If this person is the president of the school’s robotics club, but she is representing a private team from another state in a competition, is that acceptable?

There ARE legitimate reason why this situation will exist (such as school district policies for teams engaging in out-of-state travel). The game manual does clearly address everything from the VEX competition level on what the students can and cannot do.

First, G4 and G5 apply the same whether the two teams are in the same org or not. For example, a senior member of a private org can mentor a freshman member of the school team in general ways - teaching them how to write PID, sharing build techniques for reducing robot weight, walking them through general troubleshooting processes - but they cannot share specific robot mechanism designs, copy/paste code, or provide direct answers to “why” something on a build didn’t work.

To note, this are exactly the same rules for two teams in the same organization. Two teams can share ideas, but cannot co-design or co-build their robots.

A few things not addressed in the rules (but that would fit under the G3 Common Sense rule), are…

First, I would advise that students from the private org should avoid being in an official leadership position in the student club - such as a club President or Treasurer office, for example.
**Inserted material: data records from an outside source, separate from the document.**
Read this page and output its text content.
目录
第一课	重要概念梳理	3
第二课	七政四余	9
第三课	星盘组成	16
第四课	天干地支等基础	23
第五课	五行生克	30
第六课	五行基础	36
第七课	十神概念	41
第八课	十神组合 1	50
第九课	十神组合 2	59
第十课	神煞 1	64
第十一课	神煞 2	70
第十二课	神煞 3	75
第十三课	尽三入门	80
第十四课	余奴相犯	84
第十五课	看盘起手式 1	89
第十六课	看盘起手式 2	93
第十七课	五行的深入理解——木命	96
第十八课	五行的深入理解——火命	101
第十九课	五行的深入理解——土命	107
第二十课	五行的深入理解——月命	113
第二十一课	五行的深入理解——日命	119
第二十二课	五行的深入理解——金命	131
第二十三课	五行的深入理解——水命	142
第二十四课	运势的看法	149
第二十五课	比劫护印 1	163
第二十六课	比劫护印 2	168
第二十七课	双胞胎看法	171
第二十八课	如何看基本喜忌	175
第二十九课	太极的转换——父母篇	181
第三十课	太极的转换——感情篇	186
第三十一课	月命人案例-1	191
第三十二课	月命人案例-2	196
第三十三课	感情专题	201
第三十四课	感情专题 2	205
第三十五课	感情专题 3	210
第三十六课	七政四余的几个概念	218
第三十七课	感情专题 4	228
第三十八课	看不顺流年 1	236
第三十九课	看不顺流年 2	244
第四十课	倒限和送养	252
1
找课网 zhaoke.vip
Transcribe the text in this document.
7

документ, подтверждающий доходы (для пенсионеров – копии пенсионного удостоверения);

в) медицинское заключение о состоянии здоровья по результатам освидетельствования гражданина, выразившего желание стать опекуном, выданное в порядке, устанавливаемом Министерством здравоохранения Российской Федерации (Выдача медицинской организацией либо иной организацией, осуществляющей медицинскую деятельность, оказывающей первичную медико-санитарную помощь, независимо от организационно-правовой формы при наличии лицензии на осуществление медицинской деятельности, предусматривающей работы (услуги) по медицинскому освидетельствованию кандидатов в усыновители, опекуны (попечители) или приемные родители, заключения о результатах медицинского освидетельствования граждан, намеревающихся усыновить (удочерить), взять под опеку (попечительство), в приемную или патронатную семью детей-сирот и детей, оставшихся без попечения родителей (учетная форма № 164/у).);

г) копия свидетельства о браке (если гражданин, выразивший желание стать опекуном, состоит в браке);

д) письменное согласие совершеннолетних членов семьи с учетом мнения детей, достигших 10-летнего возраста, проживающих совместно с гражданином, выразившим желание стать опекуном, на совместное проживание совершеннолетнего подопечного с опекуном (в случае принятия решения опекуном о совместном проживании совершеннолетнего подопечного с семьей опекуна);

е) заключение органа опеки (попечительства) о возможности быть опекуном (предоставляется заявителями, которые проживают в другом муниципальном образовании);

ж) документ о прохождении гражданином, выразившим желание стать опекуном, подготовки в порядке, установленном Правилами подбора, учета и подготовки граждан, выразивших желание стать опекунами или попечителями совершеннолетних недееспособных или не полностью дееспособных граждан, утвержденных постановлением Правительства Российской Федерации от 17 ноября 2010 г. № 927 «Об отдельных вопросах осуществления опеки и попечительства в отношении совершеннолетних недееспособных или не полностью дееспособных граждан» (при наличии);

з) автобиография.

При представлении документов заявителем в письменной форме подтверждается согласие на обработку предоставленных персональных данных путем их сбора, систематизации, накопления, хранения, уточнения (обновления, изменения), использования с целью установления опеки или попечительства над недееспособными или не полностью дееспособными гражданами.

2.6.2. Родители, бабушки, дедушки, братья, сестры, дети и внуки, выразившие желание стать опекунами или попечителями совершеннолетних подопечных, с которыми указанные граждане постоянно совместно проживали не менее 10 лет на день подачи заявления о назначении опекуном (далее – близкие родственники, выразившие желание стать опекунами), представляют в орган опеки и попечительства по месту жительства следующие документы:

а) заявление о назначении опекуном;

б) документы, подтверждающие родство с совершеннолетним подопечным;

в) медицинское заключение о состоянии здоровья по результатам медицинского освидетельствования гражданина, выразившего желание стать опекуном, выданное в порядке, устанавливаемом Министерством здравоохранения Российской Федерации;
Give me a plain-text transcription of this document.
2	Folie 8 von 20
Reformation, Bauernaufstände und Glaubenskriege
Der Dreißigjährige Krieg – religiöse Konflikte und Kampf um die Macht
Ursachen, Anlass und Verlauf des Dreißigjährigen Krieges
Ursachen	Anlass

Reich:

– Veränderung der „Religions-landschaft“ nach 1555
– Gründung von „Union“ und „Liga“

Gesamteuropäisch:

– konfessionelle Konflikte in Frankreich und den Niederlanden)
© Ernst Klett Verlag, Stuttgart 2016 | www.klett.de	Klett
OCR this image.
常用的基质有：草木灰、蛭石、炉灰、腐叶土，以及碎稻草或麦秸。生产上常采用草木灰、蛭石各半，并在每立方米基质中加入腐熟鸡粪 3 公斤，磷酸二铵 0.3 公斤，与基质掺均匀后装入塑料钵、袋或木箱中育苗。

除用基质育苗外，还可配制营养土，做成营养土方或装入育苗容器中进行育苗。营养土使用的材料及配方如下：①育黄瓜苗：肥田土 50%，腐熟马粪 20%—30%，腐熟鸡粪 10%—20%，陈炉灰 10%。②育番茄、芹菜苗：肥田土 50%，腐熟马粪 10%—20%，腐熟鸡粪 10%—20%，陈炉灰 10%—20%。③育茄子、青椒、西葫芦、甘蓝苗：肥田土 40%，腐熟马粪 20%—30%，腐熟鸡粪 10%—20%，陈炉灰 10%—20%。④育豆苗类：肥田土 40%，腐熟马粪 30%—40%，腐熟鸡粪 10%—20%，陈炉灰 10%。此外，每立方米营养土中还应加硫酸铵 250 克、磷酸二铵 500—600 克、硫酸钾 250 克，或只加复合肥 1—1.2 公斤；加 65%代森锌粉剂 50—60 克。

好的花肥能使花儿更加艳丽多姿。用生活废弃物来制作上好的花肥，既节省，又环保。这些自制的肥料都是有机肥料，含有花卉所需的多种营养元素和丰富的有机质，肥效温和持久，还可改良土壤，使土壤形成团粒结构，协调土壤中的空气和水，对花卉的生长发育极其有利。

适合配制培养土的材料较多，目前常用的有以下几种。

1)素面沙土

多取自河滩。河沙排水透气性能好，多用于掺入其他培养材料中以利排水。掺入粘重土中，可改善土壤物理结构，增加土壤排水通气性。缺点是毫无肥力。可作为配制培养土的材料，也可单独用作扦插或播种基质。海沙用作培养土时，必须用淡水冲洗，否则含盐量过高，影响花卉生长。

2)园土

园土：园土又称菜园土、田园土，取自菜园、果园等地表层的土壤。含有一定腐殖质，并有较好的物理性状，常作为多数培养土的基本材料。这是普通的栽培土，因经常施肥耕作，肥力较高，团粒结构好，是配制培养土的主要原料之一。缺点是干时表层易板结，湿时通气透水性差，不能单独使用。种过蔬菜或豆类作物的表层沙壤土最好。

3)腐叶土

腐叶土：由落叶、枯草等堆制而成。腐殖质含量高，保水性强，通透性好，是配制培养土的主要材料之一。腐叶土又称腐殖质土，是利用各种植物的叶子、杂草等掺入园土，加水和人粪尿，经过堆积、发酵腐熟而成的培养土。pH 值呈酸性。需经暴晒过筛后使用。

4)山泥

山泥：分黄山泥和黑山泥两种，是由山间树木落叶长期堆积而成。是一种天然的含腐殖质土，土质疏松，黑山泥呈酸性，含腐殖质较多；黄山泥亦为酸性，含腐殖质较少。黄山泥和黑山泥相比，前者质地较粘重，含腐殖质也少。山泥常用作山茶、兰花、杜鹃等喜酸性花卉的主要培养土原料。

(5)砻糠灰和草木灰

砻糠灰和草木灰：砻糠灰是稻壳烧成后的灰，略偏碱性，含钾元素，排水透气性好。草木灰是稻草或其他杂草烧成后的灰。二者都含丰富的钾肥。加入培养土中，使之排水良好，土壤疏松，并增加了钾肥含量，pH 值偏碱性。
This could easily create a perceived conflict of interest.

Second, be VERY careful on ownership of parts. The private teams should not be building their robots in the club space. Nothing wrong bringing their bots to club days to do scrimmages, but having a clear separation of materials is very important. Nothing will create problems in a relationship faster than money. Even the insinuation that a private org is benefitting from the resources of a school club will create… issues.

Finally, the students (and coaches) in the private org should always act in a way that is positive towards the school. This is just an aspect of G1, but definitely worth calling out.

This is all shared from experience. I coach two private teams (private so that they can compete in out-of-state Signature Events - this was our superintendent’s idea). The students on these teams all are still associated with their school club, and all of the above items are my expectations for the two teams. It has been a very healthy relationship, giving the two teams opportunities they wouldn’t have had, and not doing so at the expense of the school team. (Fully self-funded does cause a pain in the wallet, but that’s been our only real downside.)